No longa-metragem “Assim Estava Escrito”, dirigido em 1952 e até agora o mais emblemático filme sobre os bastidores de Hollywood, obra-prima de Vincente Minnelli, há uma frase que se tornou famosa pelo teor de corrosão: "Para ser um bom diretor de cinema é preciso ter humildade". Ela veste como uma luva em Damien Chazelle, o autor de bons títulos como “Wiplash – Em busca da Perfeição” (2014) e “O Primeiro Homem” (2018), e do admiravel quase cult “La La Land”, porque dele o talento transborda sem comportas. Mas o homem deveria ter seu ego radiografado, o que certamente, neste momento, evidenciaria notória falta de humildade.

Pois não há qualquer vestígio de humildade em “Babilónia”, disponível até esta quarta-feira (8) em salas da cidade. Pelo contrário, há (e em abundância), megalomania exacerbada e torrencial, que se reverte num blockbuster de três horas desiguais e desequilibradas, onde há momentos de bom cinema (poucos) como de grandiloquência gratuita e desmedida (muitos). Chazelle fez um afresco histórico excessivo e barroco da Hollywood dourada dos anos 1920, aquela fábrica de sonhos que, a portas fechadas, era também uma fábrica de orgias. Esse drama com frequência arrogante parece infundido com a energia impetuosa de seus personagens, resultando em filme de certa forma embriagado por sua própria ambição, descontroladamente desigual. E, paradoxalmente, quase nunca tedioso.

É curioso como Chazelle, roteirista e diretor, examina como Hollywood é tanto uma ideia quanto um lugar – e como a realidade continua se intrometendo nessa fantasia, forçando seus habitantes sonhadores a enfrentar as partes de si mesmos que eles preferem evitar. A longa, estridente (a música, diga-se a favor, é de ótima qualidade) primeira parte do filme descreve aquela perpétua e massiva festa de sexo, álcool, música e drogas carregada por monumental elefantíase visual e sonora digna, justamente, daquele fragmento babilônico de “Intolerância”, épico clássico do pioneiro D.W. Griffith (1916), que teve como objetivo maior deslumbrar por sua eloquência e detalhamento suntuoso.

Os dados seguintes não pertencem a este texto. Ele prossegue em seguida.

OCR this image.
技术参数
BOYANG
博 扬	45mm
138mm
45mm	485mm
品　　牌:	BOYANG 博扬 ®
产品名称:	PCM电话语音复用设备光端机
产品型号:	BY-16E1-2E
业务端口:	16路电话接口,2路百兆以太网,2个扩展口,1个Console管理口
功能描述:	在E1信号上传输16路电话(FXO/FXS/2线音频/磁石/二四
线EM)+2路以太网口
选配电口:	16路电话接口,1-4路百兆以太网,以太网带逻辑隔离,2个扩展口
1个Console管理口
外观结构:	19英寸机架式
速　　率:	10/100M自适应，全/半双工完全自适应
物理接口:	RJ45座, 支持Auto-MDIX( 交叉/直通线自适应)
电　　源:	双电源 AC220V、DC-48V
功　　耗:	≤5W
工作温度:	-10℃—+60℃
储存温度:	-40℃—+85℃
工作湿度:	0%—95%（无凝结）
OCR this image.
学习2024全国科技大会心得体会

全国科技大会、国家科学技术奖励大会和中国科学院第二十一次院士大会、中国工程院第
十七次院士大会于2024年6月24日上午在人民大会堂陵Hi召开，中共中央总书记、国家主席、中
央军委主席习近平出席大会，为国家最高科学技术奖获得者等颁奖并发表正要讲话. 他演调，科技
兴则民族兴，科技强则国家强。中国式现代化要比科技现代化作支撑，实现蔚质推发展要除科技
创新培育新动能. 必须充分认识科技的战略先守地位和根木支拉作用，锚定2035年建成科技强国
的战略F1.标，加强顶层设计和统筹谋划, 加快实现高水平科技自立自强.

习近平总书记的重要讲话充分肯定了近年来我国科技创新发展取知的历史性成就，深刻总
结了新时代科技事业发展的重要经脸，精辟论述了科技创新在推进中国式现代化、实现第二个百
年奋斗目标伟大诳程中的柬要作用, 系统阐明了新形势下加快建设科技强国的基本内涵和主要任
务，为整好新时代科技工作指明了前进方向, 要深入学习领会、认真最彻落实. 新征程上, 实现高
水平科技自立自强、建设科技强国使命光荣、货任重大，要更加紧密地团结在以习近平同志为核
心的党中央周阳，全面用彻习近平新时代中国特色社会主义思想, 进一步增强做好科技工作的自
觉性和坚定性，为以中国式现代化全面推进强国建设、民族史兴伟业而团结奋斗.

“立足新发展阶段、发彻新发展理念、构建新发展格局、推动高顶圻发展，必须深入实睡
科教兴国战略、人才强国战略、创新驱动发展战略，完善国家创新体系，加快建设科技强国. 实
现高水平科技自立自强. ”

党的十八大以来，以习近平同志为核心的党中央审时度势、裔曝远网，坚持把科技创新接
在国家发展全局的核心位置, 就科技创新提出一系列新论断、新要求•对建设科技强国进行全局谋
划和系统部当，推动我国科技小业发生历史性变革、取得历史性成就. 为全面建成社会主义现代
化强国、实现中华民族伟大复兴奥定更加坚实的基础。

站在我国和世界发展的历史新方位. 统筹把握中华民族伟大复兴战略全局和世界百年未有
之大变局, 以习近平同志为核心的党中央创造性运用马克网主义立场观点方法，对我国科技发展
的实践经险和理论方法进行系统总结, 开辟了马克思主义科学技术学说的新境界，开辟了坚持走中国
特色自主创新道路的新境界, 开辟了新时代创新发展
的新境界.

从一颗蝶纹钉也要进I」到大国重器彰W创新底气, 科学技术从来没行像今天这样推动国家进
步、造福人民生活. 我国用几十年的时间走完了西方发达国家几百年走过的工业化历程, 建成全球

Enriquecido com sequências insubstanciais (a da cascavel no deserto, ou tudo que diga respeito ao sinistro personagem do bizarro underground interpretado por Tobey Maguire), “Babilônia” concentra seus momentos mais emocionantes nas histórias protagonizadas por Margot Robbie/Nelly LaRoy (extraordinário: a atriz seria hoje a Sharon Stone de trinta anos atrás, e aqui o equivalente à Sharon do “Casino” de Scorsese: efervescente, impetuosa, frágil) e Brad Pitt/Jack Conrad, um ídolo do cinema mudo que não coube na novidade do figurino sonoro. O cinéfilo que conhece esse período histórico saberá reconhecer seus reais referentes nessa dupla – e em outros personagens fictícios.

Imagem ilustrativa da imagem Os excessos barrocos de “Babilônia”
| Foto: Divulgação

O filme, aliás, não só vem (re) contar a mesma coisa que “Cantando na Chuva /Singing in the Rain” (a traumática transição do cinema mudo para o falado), como também usa com sofrível explicitude o eterno clássico de Stanley Donen e Gene Kelly para ilustrar seu discurso, que termina da mesma forma como termina “O Grande Desfile/The Big Parade” (1925), de King Vidor: uma epifania que certifica que, embora aquele tenha sido o palco de ilimitada libertinagem e a gênese de um poder melífluo. Os frutos que dali nasceram constituem uma espécie de terapia para combater os males do mundo e fazer o público feliz. Frutos das raízes férteis do escapismo que, a partir daquele momento, Hollywood sempre soube adubar e festejar. Como atesta o epílogo de auto-referente adoração.